Davis is one of a number of medical authorities supporting H.2411, “An Act relative to vaccines and preventing future disease outbreaks.” The bill would eliminate non-medical exemptions for childhood vaccinations required to attend school in Massachusetts, including the religious exemption. Davis said that it is modeled on legislation that has been passed in states such as New York, Connecticut and Maine and that constitutional issues have not come up because of it. He did say, however, that the bill has increased the childhood vaccination rate.

The bill is supported by a wide range of medical organizations, including the March of Dimes and the Massachusetts Chapter of the American Academy of Pediatrics.

Erin Jones, director of legislative and strategic counsel for the March of Dimes, said that even as people increasingly describe themselves as less religious, the number of religious exemptions for childhood vaccines has gone up.
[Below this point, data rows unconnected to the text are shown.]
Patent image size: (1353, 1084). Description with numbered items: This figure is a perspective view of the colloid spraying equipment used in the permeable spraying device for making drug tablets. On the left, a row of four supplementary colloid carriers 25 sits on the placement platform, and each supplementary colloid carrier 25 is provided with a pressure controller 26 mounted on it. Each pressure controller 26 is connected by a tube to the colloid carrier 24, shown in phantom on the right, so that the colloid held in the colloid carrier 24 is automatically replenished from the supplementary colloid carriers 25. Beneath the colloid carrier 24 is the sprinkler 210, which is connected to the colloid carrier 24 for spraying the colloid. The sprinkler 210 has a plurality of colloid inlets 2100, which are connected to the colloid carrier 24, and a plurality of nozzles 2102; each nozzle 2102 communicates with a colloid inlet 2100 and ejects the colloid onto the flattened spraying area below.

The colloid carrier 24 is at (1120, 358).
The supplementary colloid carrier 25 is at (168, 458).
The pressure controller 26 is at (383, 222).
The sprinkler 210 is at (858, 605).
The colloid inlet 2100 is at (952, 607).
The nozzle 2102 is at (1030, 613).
She also said that it is the belief of the March of Dimes that this is due to opposition to vaccination and not because of people’s religious beliefs.

“We’ve been watching these trends in the data over years,” she said.

She also said legal precedent favors public health trumping a religious belief.

“There are such things as exemptions and those are medical exemptions,” she said. “We totally support those.”

Jones said that the bill “would obviously close the loophole” and that the organization’s support for it is “a public health stance.”

The bill is currently before the legislature’s Joint Committee on Public Health, of which Comerford is the Senate chair. This week, the Massachusetts Chapter of the American Academy of Pediatrics launched a campaign asking Comerford to support the bill and back reporting it favorably out of the committee.

Locally Rep. Patricia Duffy, D-Holyoke, is a sponsor of the bill.

The campaign also asks that Comerford not support S.1517, a bill that would provide better documentation for exemptions to childhood vaccines required to attend school but would not eliminate the religious exemption.

“None of the medical organizations of the state are supporting (this bill),” Davis said.

The Senate bill also would standardize the framework for religious and medical exemptions.

Senators Adam Hinds, D-Pittsfield, John Velis, D-Westfield, and Anne Gobi, D-Spencer, are sponsors of this bill.

In speaking about the bill, Hinds said that the pandemic has shown the importance of vaccinations and covering gaps in coverage.

“We need to rethink our approach,” he said.

Hinds also said the data that would be generated if the law passes would be useful to parents and for resource allocation on a state level.

Action on both bills has been extended, as has action on a bill identical to S.1517 in the House. And Comerford said that she has received an “unprecedented” amount of input on the bills.

“I believe we must do vaccine reform in the commonwealth,” Comerford said. “These are strong proposals.”

She also said that there are merits to both bills, and that she and the House chair of the committee understand the importance of the issue.

“I look forward to finding a path forward,” she said.